Collecting records was an active pursuit, often involving train journeys to London or Cambridge and on the way home I’d read every single printed word on the album cover and the record sleeve in anticipation.  I’m not saying I appreciate the music that I download in a mouse click now any less but the pride one had in physically building your own “record collection” has gone.

It was on one such record buying trip to London that I stumbled across a copy of Stop Making Sense on video in HMV.  I already had a couple Talking Heads albums on vinyl although I was not familiar with the entire set list but I was intrigued to read on the cover that it was photographed by Blade Runner cinematographer Jordan Cronenweth and directed by Jonathan Demme and whilst this was before Silence of the Lambs, I had seen his films Something Wild and Married to the Mob and I’d recently seen Spalding Gray’s incredible monologue Swimming to Cambodia on television which Demme had directed; that was pedigree enough for me to buy this sight unseen.

Nothing could prepare me for Stop Making Sense as I had only heard Talking Heads on record and seen them in the Road to Nowhere video and whilst I had read an interview with David Byrne in a Rolling Stone magazine anthology I had got as a Christmas present that year, he had come across as a completely sane individual.  As you can imagine, once the familiar Pablo Ferro titles (as seen in the classic Stanley Kubrick satire Dr. Strangelove) fade and Byrne walks out and places a tiny cassette player on the stage and announces “I’ve got a tape I want to play” staring direct into the camera, singing Psycho Killer and accompanying himself on his acoustic guitar in his strange staccato-like manner, I did a massive double-take!

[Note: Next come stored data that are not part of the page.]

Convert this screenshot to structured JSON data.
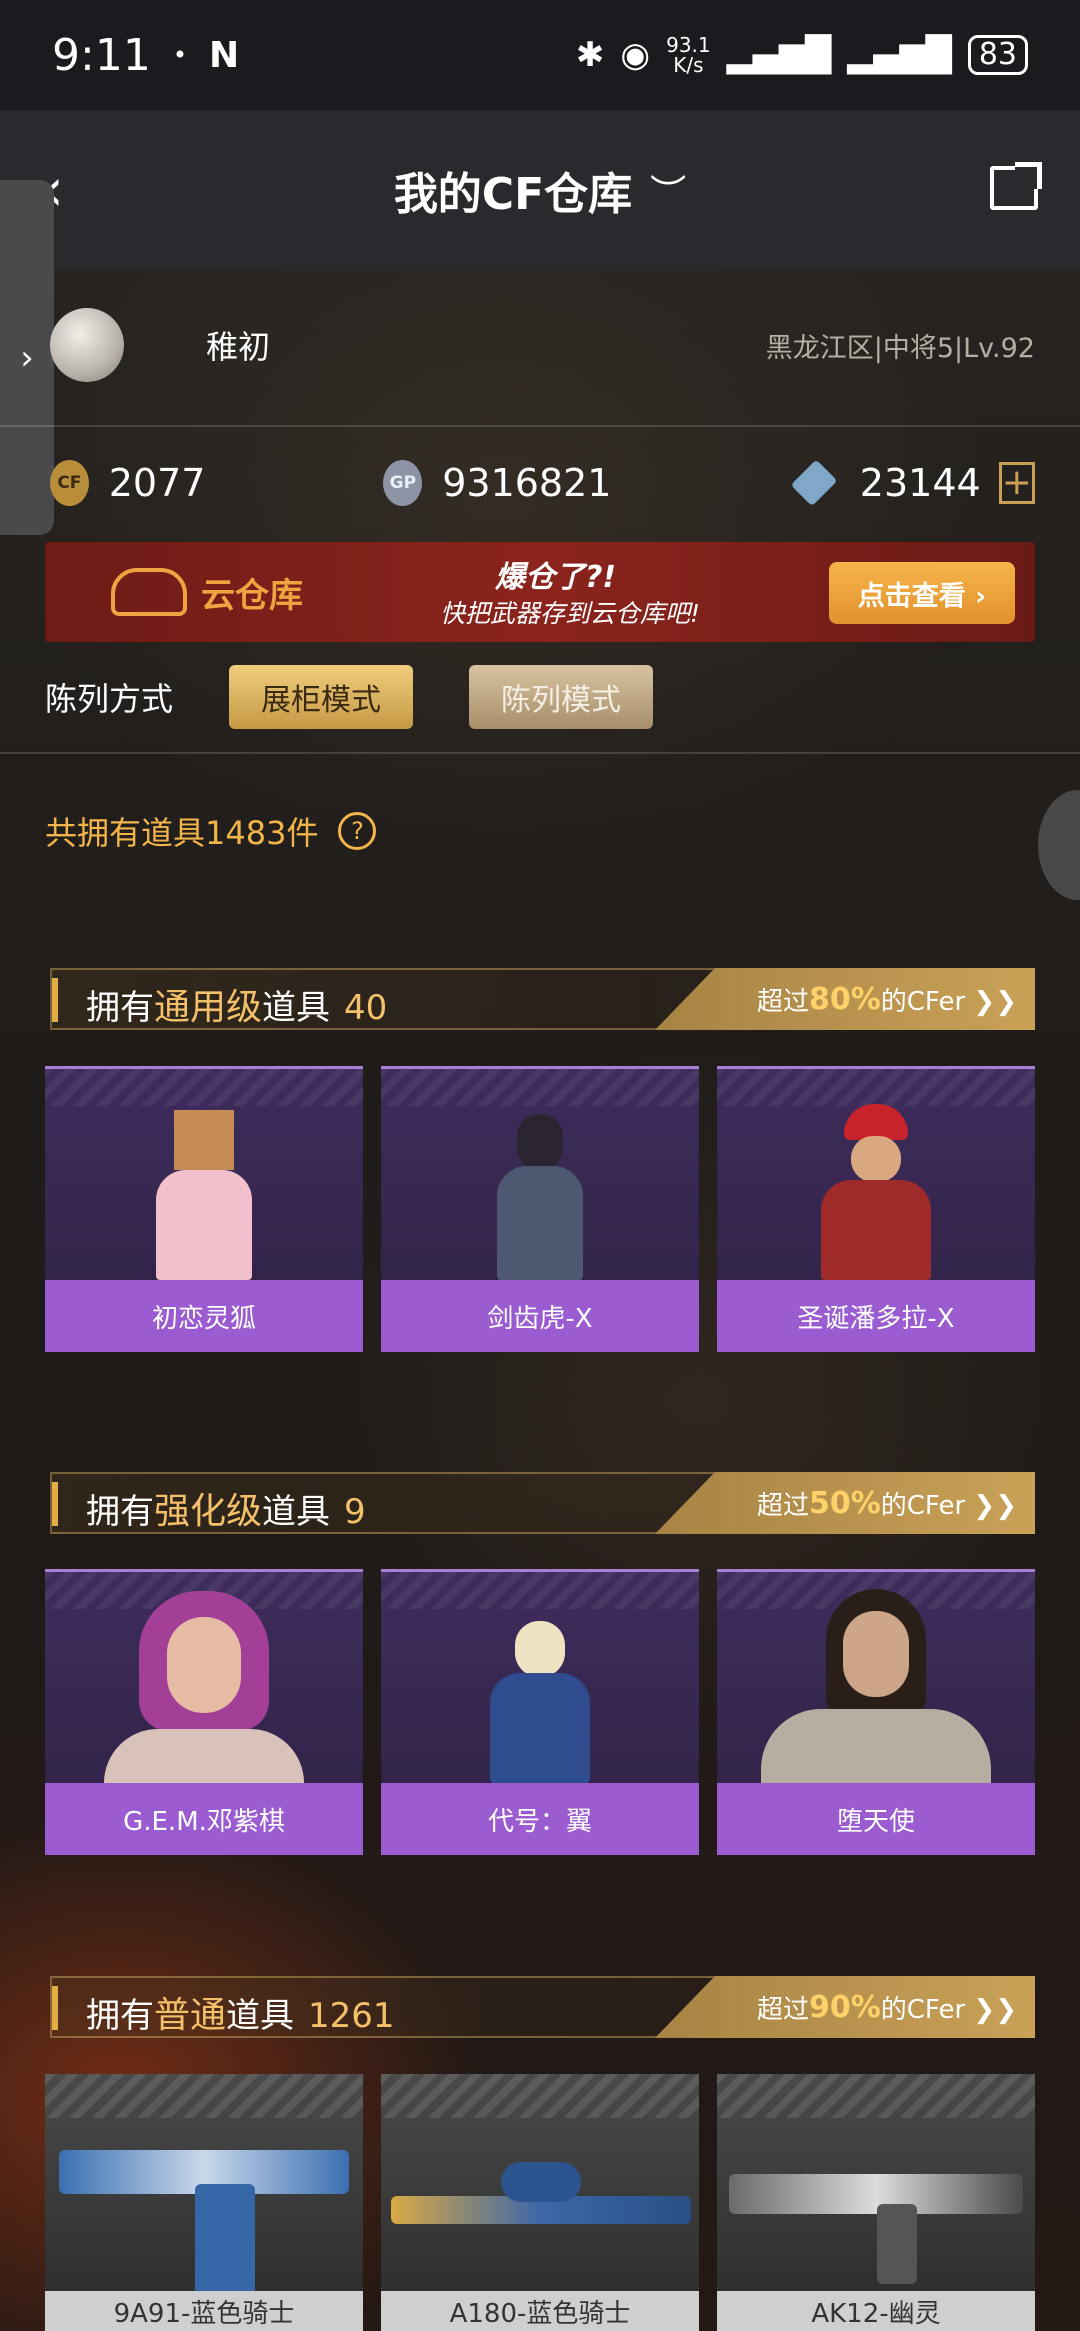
{
  "status": {
    "time": "9:11",
    "dot": "•",
    "nfc": "N",
    "speed_top": "93.1",
    "speed_bottom": "K/s",
    "battery": "83"
  },
  "nav": {
    "title": "我的CF仓库",
    "back_glyph": "‹",
    "eye_glyph": "︶",
    "side_arrow": "›"
  },
  "profile": {
    "name": "稚初",
    "level": "黑龙江区|中将5|Lv.92"
  },
  "currency": {
    "cf_icon_text": "CF",
    "cf": "2077",
    "gp_icon_text": "GP",
    "gp": "9316821",
    "diamond": "23144",
    "plus": "+"
  },
  "banner": {
    "label": "云仓库",
    "slogan1": "爆仓了?!",
    "slogan2": "快把武器存到云仓库吧!",
    "button": "点击查看 ›"
  },
  "display": {
    "label": "陈列方式",
    "mode_cabinet": "展柜模式",
    "mode_list": "陈列模式"
  },
  "total": {
    "text": "共拥有道具1483件",
    "help": "?"
  },
  "sections": [
    {
      "prefix": "拥有",
      "grade": "通用级",
      "suffix": "道具",
      "count": "40",
      "tag_pre": "超过",
      "tag_pct": "80%",
      "tag_post": "的CFer ❯❯",
      "items": [
        "初恋灵狐",
        "剑齿虎-X",
        "圣诞潘多拉-X"
      ]
    },
    {
      "prefix": "拥有",
      "grade": "强化级",
      "suffix": "道具",
      "count": "9",
      "tag_pre": "超过",
      "tag_pct": "50%",
      "tag_post": "的CFer ❯❯",
      "items": [
        "G.E.M.邓紫棋",
        "代号：翼",
        "堕天使"
      ]
    },
    {
      "prefix": "拥有",
      "grade": "普通",
      "suffix": "道具",
      "count": "1261",
      "tag_pre": "超过",
      "tag_pct": "90%",
      "tag_post": "的CFer ❯❯",
      "items": [
        "9A91-蓝色骑士",
        "A180-蓝色骑士",
        "AK12-幽灵"
      ]
    }
  ]
}
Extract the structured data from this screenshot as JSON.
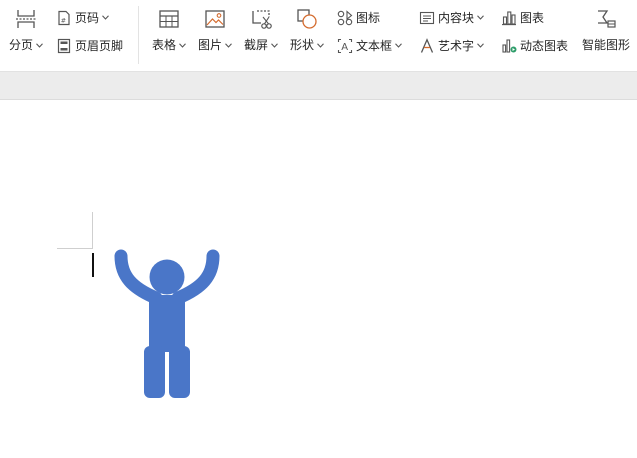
{
  "toolbar": {
    "page_break": "分页",
    "page_number": "页码",
    "header_footer": "页眉页脚",
    "table": "表格",
    "picture": "图片",
    "screenshot": "截屏",
    "shape": "形状",
    "icon": "图标",
    "text_box": "文本框",
    "content_block": "内容块",
    "word_art": "艺术字",
    "chart": "图表",
    "dynamic_chart": "动态图表",
    "smart_art": "智能图形"
  },
  "colors": {
    "icon_gray": "#555555",
    "icon_accent": "#d46b2e",
    "icon_green": "#2e9d6a",
    "figure_blue": "#4a76c8"
  },
  "icons": {
    "page_break": "page-break-icon",
    "page_number": "page-number-icon",
    "header_footer": "header-footer-icon",
    "table": "table-icon",
    "picture": "picture-icon",
    "screenshot": "scissors-icon",
    "shape": "shape-icon",
    "icon": "icon-library-icon",
    "text_box": "text-box-icon",
    "content_block": "content-block-icon",
    "word_art": "word-art-icon",
    "chart": "bar-chart-icon",
    "dynamic_chart": "dynamic-chart-icon",
    "smart_art": "smart-art-icon",
    "figure": "person-arms-raised-icon"
  }
}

I’d never heard this strange song before and I’d never seen Byrne, or anyone else for that matter, perform like this before.  Add to that the deconstructive technique of slowly assembling the set, adding the band members, their instruments and the lights one by one until the entire ensemble are on stage lit for the concert performance; I knew I was watching something unique, something important that was going to be remembered for years to come.

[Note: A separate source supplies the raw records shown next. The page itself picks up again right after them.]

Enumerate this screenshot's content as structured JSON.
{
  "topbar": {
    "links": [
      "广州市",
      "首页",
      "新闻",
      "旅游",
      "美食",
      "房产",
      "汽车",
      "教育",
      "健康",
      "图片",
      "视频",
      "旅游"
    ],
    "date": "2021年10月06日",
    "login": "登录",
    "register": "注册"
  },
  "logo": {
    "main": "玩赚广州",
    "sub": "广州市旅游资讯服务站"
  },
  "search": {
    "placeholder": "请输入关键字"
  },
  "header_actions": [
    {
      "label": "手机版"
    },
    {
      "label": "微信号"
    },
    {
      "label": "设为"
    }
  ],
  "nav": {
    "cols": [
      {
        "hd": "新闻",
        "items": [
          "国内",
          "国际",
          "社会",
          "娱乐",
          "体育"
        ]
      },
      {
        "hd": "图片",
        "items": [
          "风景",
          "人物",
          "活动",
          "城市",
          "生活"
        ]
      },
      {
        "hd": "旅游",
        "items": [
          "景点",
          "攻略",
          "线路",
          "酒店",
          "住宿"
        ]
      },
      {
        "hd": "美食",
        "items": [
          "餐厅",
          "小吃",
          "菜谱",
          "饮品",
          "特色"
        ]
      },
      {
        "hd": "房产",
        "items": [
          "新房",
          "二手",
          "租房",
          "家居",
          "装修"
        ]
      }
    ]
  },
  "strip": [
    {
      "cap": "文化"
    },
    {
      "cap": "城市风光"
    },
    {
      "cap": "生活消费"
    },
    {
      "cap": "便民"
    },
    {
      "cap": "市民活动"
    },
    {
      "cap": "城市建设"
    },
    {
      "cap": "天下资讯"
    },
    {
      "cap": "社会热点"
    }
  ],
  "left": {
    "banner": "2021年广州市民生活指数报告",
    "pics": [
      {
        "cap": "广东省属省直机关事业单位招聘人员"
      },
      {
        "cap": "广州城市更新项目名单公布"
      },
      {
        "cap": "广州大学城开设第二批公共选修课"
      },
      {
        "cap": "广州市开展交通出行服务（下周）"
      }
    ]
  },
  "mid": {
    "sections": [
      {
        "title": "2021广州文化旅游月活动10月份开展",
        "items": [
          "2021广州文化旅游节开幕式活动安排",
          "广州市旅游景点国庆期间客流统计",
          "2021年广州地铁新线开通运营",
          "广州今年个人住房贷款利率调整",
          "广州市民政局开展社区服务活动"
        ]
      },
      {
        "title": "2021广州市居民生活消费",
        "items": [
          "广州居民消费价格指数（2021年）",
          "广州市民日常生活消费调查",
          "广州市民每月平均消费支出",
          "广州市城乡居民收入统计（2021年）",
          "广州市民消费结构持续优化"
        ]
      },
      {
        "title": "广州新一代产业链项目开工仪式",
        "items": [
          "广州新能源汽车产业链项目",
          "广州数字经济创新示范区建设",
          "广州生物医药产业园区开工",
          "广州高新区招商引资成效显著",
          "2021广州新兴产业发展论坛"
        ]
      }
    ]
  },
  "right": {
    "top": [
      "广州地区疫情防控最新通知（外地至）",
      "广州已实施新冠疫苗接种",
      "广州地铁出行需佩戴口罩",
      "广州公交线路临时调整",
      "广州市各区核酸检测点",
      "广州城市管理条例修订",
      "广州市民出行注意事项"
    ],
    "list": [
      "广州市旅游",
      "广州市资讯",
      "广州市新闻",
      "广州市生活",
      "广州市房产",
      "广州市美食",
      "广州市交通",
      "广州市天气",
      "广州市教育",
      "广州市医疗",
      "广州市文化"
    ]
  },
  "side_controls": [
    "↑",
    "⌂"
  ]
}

The 25th Anniversary Blu-ray edition of Stop Making Sense has been remastered from a 35mm interpositive print and it is vastly superior to the previous DVD release.  As so much of the stage action takes place in stark lighting the DVD suffered from intense grain and washed out colour so to see such rich flesh tones and the deep reds and blacks is a radical improvement.  There are even more striking audio enhancements in the two 5.1 DTS-HD soundtracks, one of the original live recording and a studio mix which was made by the band for the DVD release which is definitely worth listening to as it was the first concert film that was recorded digitally.

Apart from the bizarre David Byrne self-interview that was also on the initial DVD release the exclusive Blu-ray extra is an hour long press conference featuring all the band members recorded to mark the 15th anniversary of the film in 1999.  Whilst it’s not broadcast quality video the discussion is vibrant and it’s good to see Byrne reunited with Chris Franz, Tina Weymouth and Jerry Harrison and hear their first hand perspective on working on the film and marvel at the landmark that it has become.

I could happily watch Stop Making Sense once a week, perhaps even once a day, and never tire of it, be in no doubt that this is the definitive concert movie and it’s of little surprise that there hasn’t been a concert film since that holds a candle to it, now does anybody have any questions?!